Tight Markov chains and random compositions

TL;DR

This paper proves that certain hitting times in ergodic Markov chains are approximately geometric and independent under specific conditions, enabling precise analysis of large parts in random compositions like column-convex and Carlitz compositions.

Contribution

It establishes a sharp approximation of hitting times by independent geometric and stationary distributions for Markov chains with small transition probabilities, extending to complex compositions.

Findings

Hitting times are nearly geometric and independent for chains with small transition probabilities.

The approximation accurately predicts the distribution of large parts in random compositions.

Limiting distributions of the largest parts are derived for specific composition models.

Abstract

For an ergodic Markov chain $\{X(t)\}$ on $\Bbb N$, with a stationary distribution $\pi$, let $T_n>0$ denote a hitting time for $[n]^c$, and let $X_n=X(T_n)$. Around 2005 Guy Louchard popularized a conjecture that, for $n\to \infty$, $T_n$ is almost Geometric($p$), $p=\pi([n]^c)$, $X_n$ is almost stationarily distributed on $[n]^c$, and that $X_n$ and $T_n$ are almost independent, if $p(n):=\sup_ip(i,[n]^c)\to 0$ exponentially fast.
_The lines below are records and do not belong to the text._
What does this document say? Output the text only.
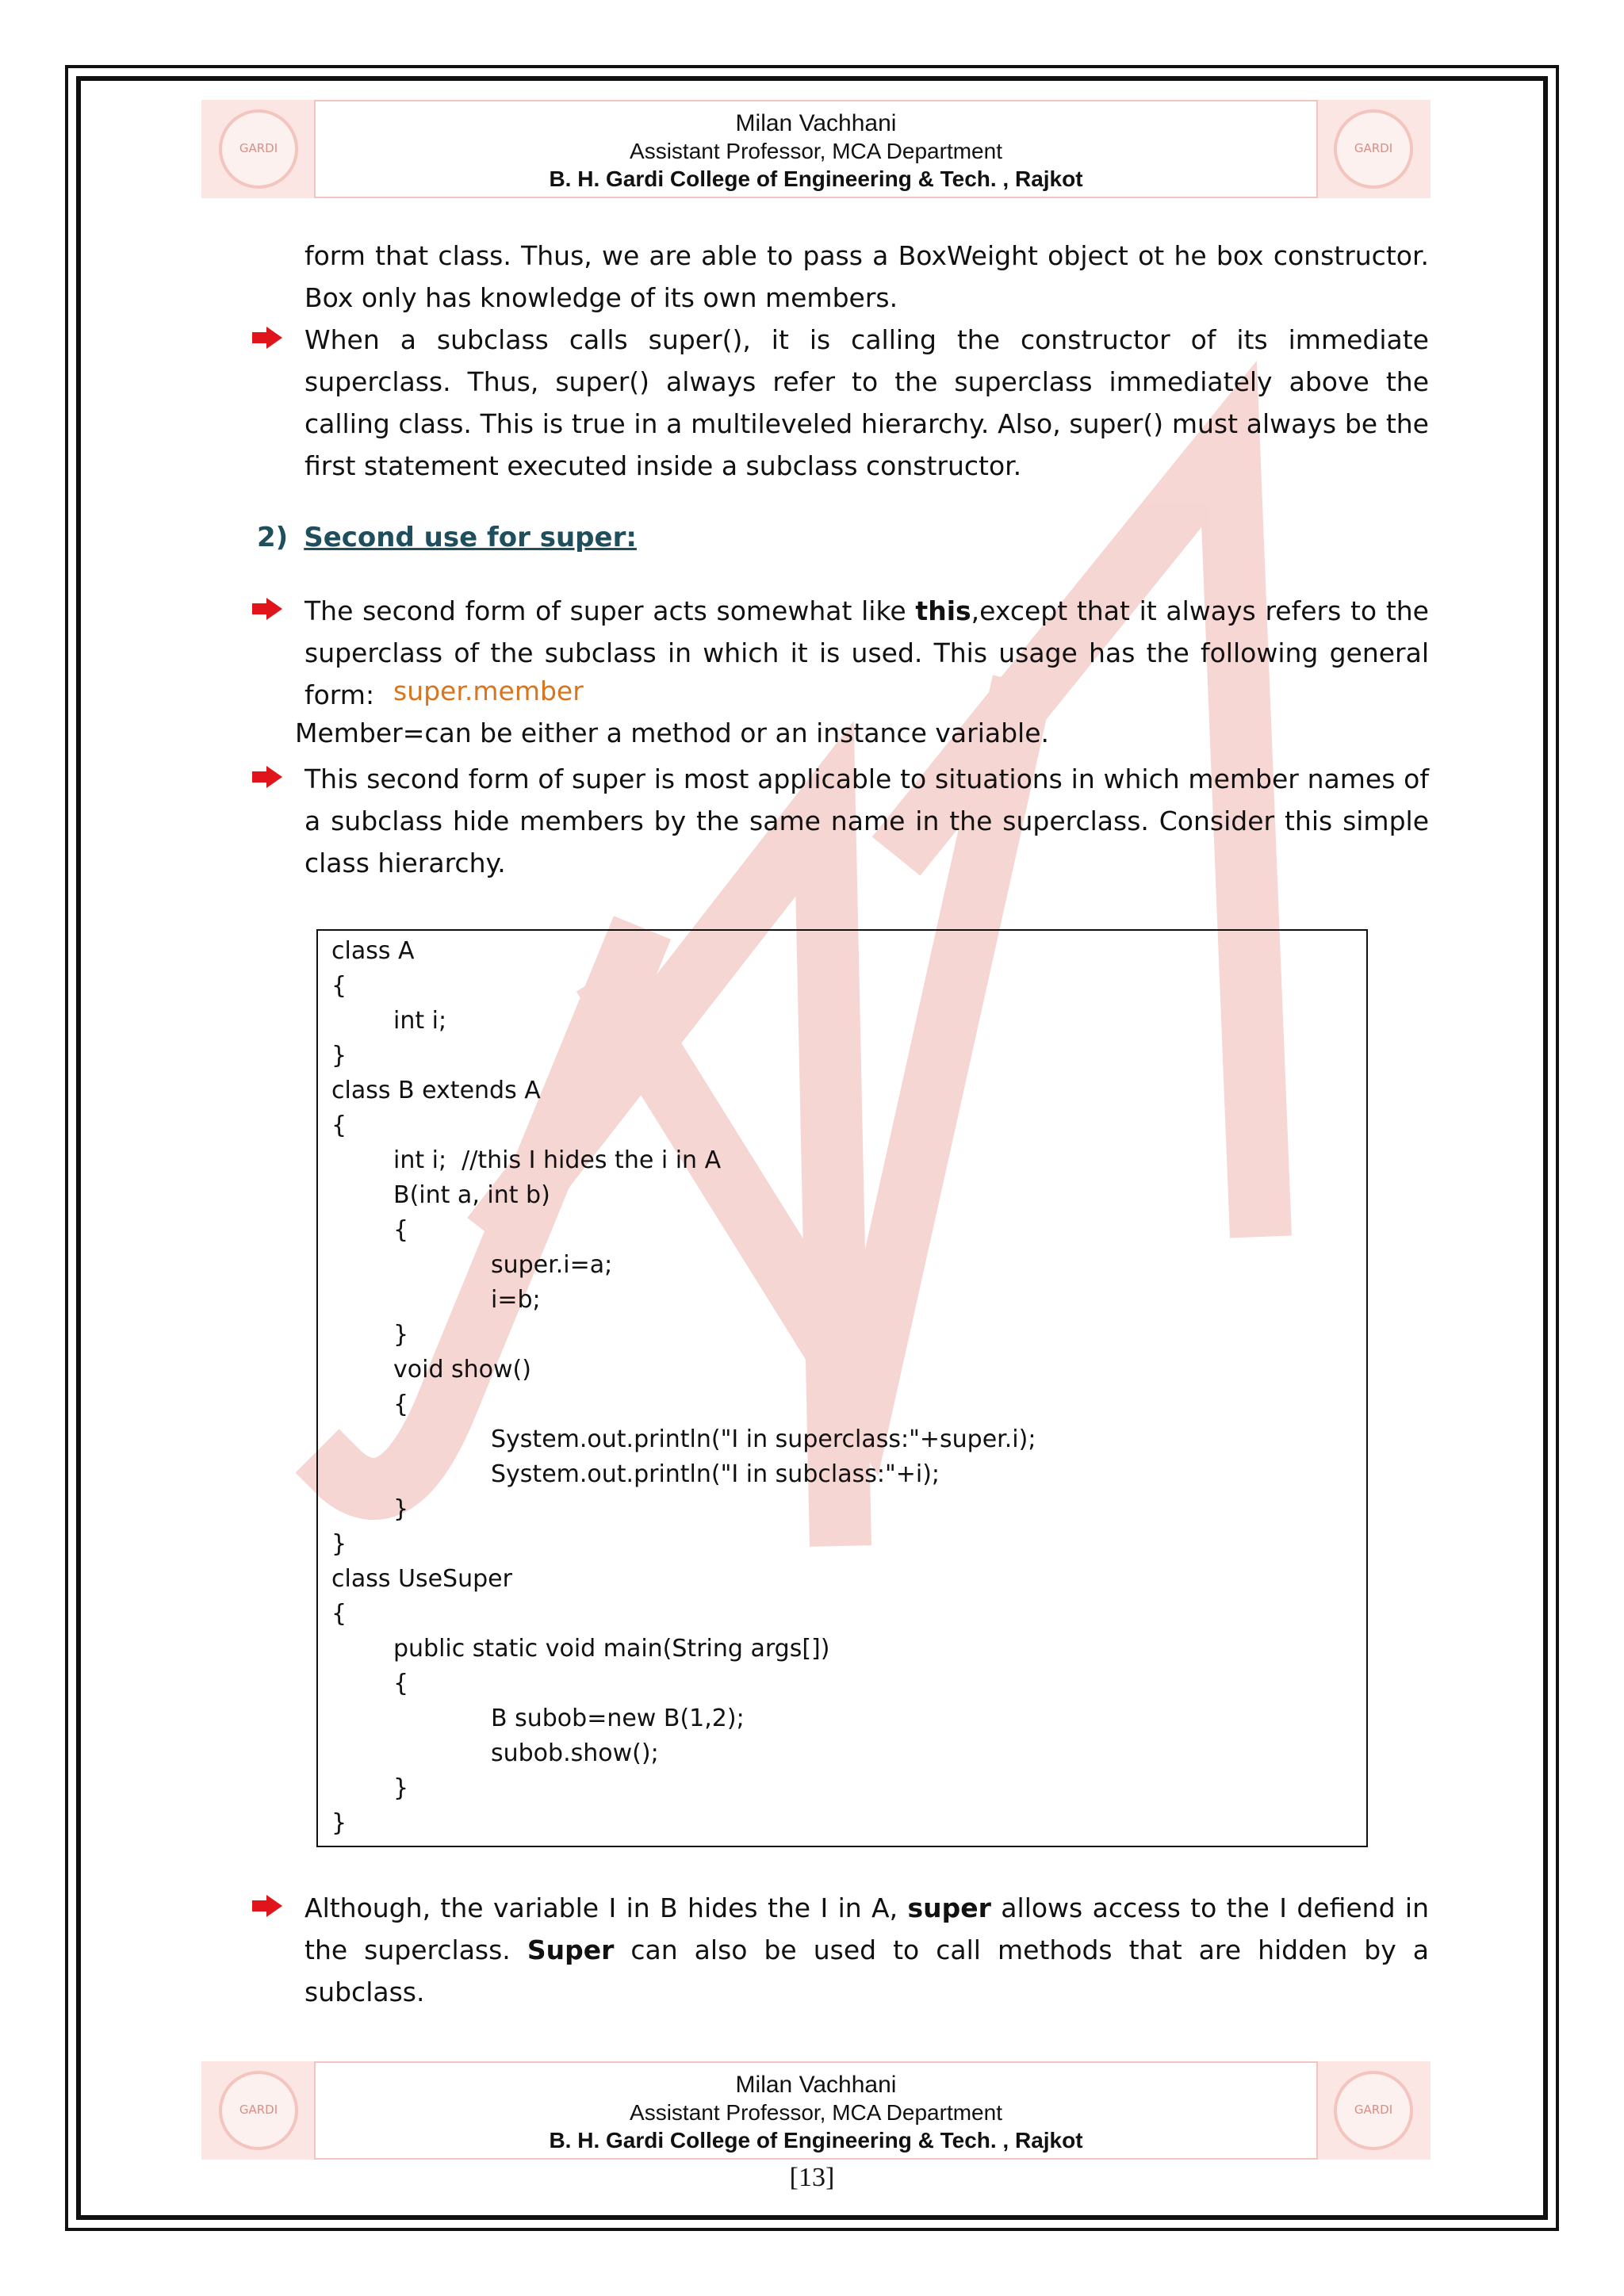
GARDI
Milan Vachhani
Assistant Professor, MCA Department
B. H. Gardi College of Engineering & Tech. , Rajkot
GARDI
form that class. Thus, we are able to pass a BoxWeight object ot he box constructor. Box only has knowledge of its own members.
When a subclass calls super(), it is calling the constructor of its immediate superclass. Thus, super() always refer to the superclass immediately above the calling class. This is true in a multileveled hierarchy. Also, super() must always be the first statement executed inside a subclass constructor.
2) Second use for super:
The second form of super acts somewhat like this,except that it always refers to the superclass of the subclass in which it is used. This usage has the following general form: super.member
Member=can be either a method or an instance variable.
This second form of super is most applicable to situations in which member names of a subclass hide members by the same name in the superclass. Consider this simple class hierarchy.
class A
{
int i;
}
class B extends A
{
int i;  //this I hides the i in A
B(int a, int b)
{
super.i=a;
i=b;
}
void show()
{
System.out.println("I in superclass:"+super.i);
System.out.println("I in subclass:"+i);
}
}
class UseSuper
{
public static void main(String args[])
{
B subob=new B(1,2);
subob.show();
}
}
Although, the variable I in B hides the I in A, super allows access to the I defiend in the superclass. Super can also be used to call methods that are hidden by a subclass.
GARDI
Milan Vachhani
Assistant Professor, MCA Department
B. H. Gardi College of Engineering & Tech. , Rajkot
GARDI
[13]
For the chains with $p(n) \to 0$ however slowly, and with $\sup_{i,j}\,\|p(i,\cdot)-p(j,\cdot)\|_{TV}<1$, we show that Louchard's conjecture is indeed true even for the hits of an arbitrary $S_n\subset\Bbb N$ with $\pi(S_n)\to 0$. More precisely, a sequence of $k$ consecutive hit locations paired with the time elapsed since a previous hit (for the first hit, since the starting moment) is approximated, within a total variation distance of order $k\,\sup_ip(i,S_n)$, by a $k$-long sequence of independent copies of $(\ell_n,t_n)$, where $\ell_n= \text{Geometric}\,(\pi(S_n))$, $t_n$ is distributed stationarily on $S_n$, and $\ell_n$ is independent of $t_n$. The two conditions are easily met by the Markov chains that arose in Louchard's studies as likely sharp approximations of two random compositions of a large integer $\nu$, a column-convex animal (cca) composition and a Carlitz (C) composition. We show that this approximation is indeed very sharp for most of the parts of the random compositions. Combining the two approximations in a tandem, we are able to determine the limiting distributions of $\mu=o(\ln\nu)$ and $\mu=o(\nu^{1/2})$ largest parts of the random cca composition and the random C-composition, respectively. (Submitted to Annals of Probability in August, 2009.)